In the morning it was another 6.30am start as we were traveling to the bottom of Ngorongoro crater to see more wildlife.
On this game drive we saw a variety of animals: wildebeest, zebras, another type of antelope, more lions, hyenas, buffaloes, flamingos and elephants. This crater is HUGE. It used to be an active volcano but now the Masai live in it with these wild animals. It was funny to watch the animals, especially the wildebeest and zebras as they fell in lines around the crater. These animals are not part of the great migration that occurs in the Serengeti, so they just soley move around in the crater. However some do try and migrate and they have to travel over 600 km to the Masai Mara. It is so interesting that some of these animals have that GPS system every year to migrate to greener grass in Kenya. Obviously some do die along the way due to being old, drowning when crossing the river or get eaten by crocodiles when crossing the river. So really it a dangerous trek back and forth.

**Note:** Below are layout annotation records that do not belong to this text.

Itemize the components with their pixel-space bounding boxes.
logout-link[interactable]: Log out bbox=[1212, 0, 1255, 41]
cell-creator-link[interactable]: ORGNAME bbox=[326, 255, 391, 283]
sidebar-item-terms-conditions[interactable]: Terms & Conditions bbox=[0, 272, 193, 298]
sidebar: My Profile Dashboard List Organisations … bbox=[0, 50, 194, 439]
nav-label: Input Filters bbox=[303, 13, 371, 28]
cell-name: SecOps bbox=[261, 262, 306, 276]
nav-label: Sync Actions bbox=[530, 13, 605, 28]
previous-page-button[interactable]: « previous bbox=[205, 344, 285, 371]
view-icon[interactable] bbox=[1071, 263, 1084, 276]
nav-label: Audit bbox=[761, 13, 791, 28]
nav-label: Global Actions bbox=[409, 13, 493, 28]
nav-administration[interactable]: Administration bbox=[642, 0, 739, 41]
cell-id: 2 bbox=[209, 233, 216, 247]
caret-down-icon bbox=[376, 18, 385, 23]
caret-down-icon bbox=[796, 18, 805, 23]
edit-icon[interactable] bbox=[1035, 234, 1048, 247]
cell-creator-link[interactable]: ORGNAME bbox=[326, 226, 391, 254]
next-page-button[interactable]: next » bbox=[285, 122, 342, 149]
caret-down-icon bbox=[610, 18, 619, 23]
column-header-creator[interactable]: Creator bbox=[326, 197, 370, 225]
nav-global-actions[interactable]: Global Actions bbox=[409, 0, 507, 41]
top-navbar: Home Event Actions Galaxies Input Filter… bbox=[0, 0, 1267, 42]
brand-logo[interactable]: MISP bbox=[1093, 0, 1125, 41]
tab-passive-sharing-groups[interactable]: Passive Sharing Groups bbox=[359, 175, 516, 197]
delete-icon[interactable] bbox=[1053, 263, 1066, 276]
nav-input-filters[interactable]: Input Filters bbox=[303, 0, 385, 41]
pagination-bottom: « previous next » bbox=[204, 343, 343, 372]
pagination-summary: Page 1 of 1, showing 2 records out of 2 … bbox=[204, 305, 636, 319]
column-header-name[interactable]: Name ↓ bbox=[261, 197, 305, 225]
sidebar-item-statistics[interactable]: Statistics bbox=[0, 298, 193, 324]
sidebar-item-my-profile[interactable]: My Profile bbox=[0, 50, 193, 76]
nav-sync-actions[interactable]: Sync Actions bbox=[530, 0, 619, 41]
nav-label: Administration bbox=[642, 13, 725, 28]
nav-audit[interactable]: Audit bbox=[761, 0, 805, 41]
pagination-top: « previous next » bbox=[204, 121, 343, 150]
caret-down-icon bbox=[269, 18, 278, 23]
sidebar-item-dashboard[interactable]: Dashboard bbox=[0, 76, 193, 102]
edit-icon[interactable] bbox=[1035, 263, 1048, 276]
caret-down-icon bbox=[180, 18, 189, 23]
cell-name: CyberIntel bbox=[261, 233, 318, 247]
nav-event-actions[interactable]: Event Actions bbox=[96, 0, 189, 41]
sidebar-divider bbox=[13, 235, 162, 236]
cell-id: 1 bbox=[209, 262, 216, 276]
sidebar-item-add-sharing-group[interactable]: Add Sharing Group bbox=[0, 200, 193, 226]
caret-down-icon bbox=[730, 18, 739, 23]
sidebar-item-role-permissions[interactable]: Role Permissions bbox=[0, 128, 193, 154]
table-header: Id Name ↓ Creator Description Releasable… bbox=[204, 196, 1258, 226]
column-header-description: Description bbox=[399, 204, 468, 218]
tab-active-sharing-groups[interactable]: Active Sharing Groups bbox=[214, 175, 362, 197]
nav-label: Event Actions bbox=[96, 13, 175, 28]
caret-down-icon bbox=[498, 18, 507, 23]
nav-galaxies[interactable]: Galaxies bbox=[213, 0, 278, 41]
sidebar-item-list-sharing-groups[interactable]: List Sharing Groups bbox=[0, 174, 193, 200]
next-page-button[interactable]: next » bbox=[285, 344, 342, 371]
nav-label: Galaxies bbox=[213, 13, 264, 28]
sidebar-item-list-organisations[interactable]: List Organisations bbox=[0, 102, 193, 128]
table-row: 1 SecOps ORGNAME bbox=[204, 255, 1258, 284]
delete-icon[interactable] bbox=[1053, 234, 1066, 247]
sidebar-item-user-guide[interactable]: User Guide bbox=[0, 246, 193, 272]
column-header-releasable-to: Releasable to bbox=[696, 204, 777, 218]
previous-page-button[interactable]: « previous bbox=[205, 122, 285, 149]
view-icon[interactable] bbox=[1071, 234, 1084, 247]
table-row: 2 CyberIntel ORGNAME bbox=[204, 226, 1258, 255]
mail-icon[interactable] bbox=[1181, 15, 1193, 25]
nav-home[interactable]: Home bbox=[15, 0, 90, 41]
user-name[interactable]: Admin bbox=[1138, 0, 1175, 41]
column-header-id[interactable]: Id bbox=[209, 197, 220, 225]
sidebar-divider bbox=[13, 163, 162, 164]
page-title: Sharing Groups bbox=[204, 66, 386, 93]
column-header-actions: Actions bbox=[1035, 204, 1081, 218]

Our game drive lasted until mid-day and then we headed back to our camp site in Arusha. Even though the journey was long, this was the best way to finish off my tour. I saw more than I expected and I was very thankful that I had this opportunity.
We returned back in Arusha at about 4pm and it was sad moment as this was where I had to leave my tour. Whilst I was packing it was hard to not think about the whole trip, as I had started in Johannesburg and ended up in Tanzania. Traveled nearly half the continent. It was definitely a trip of a lifetime. Africa had definitely touched my heart and plan on returning very soon.